A **Swarm** is a collection of multiple agents working together to accomplish complex tasks. Just as individual agents combine LLM + Tools + Memory, swarms combine multiple agents with different specializations, perspectives, and capabilities to solve problems that would be difficult or impossible for a single agent.

<Info>
  **Why Swarms?** Complex tasks often require different types of expertise, perspectives, and approaches. Swarms enable you to decompose problems and leverage specialized agents working in harmony.
</Info>

## The Power of Multi-Agent Systems

Swarms unlock capabilities beyond what single agents can achieve:

<CardGroup cols={2}>
  <Card title="Specialization" icon="graduation-cap">
    Each agent can be optimized for a specific task or domain
  </Card>

  <Card title="Parallel Processing" icon="gauge-high">
    Multiple agents can work simultaneously for faster execution
  </Card>

  <Card title="Diverse Perspectives" icon="eye">
    Different agents provide varied viewpoints and approaches
  </Card>

  <Card title="Scalability" icon="up-right-and-down-left-from-center">
    Add more agents as complexity grows
  </Card>

  <Card title="Fault Tolerance" icon="shield">
    If one agent fails, others can continue
  </Card>

  <Card title="Quality Improvement" icon="star">
    Agents can review and refine each other's work
  </Card>
</CardGroup>

## Swarm Architectures

Swarms provides multiple pre-built architectures for different collaboration patterns:

### Sequential Workflow

**Pattern**: Agents execute tasks in a linear chain, where each agent builds upon the previous agent's output.

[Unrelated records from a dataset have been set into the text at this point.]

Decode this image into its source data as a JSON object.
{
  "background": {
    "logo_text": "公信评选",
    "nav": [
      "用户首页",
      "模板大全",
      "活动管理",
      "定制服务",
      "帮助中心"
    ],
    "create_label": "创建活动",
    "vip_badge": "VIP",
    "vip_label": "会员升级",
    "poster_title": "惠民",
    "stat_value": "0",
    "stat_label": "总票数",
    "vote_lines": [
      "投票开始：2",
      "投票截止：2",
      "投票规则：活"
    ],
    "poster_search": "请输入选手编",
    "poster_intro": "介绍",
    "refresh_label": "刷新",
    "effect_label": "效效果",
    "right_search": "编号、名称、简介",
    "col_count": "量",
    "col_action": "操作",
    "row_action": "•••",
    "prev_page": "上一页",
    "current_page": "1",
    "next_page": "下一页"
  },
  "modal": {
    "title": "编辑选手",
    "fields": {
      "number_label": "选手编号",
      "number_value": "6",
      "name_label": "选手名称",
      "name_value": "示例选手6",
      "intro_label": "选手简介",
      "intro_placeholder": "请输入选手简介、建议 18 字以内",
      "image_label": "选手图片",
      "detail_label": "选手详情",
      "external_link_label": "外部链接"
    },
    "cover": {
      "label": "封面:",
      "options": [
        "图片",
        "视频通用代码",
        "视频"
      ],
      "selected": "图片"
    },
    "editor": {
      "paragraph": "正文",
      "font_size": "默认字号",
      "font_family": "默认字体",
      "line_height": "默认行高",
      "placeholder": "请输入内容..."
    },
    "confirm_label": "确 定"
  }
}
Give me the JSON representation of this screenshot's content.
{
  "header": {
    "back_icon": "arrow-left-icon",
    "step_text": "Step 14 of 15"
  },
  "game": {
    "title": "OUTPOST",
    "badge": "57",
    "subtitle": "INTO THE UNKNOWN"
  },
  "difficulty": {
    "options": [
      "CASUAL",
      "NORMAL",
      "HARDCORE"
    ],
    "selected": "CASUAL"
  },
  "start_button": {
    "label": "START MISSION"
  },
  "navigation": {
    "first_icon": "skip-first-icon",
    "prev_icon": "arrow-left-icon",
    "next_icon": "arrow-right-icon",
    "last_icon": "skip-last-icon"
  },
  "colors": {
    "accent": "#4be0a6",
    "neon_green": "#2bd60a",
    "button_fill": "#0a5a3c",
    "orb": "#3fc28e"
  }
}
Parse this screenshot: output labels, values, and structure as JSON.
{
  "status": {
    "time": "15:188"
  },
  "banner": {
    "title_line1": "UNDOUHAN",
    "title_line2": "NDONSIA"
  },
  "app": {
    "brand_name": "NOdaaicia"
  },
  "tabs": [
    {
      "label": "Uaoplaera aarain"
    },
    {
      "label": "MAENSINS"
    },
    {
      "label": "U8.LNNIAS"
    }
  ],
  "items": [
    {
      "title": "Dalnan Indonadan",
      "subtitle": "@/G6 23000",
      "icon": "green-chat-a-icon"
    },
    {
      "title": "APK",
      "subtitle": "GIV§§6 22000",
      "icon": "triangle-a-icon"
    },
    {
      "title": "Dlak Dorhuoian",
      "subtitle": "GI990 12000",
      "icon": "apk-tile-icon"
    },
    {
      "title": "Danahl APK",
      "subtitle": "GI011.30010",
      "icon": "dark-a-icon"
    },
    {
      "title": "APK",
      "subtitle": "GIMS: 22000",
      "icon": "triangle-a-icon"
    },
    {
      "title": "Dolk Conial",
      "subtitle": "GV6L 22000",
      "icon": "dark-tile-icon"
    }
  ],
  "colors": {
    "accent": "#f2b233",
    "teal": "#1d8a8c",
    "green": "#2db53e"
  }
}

**Best For**: Step-by-step processes, data transformation pipelines, content creation workflows

```python theme={null}
from swarms import Agent, SequentialWorkflow

# Create specialized agents
researcher = Agent(
    agent_name="Researcher",
    system_prompt="Research topics and gather comprehensive information.",
    model_name="gpt-5.4",
)

writer = Agent(
    agent_name="Writer",
    system_prompt="Transform research into engaging, well-structured content.",
    model_name="gpt-5.4",
)

editor = Agent(
    agent_name="Editor",
    system_prompt="Review and polish content for clarity and correctness.",
    model_name="gpt-5.4",
)

# Create sequential workflow: Researcher -> Writer -> Editor
workflow = SequentialWorkflow(agents=[researcher, writer, editor])

# Execute the workflow
final_article = workflow.run("Write an article about quantum computing")
print(final_article)
```

**Flow Visualization**:

```
Researcher → Writer → Editor → Final Output
```

### Concurrent Workflow

**Pattern**: All agents receive the same task and execute simultaneously, providing diverse perspectives.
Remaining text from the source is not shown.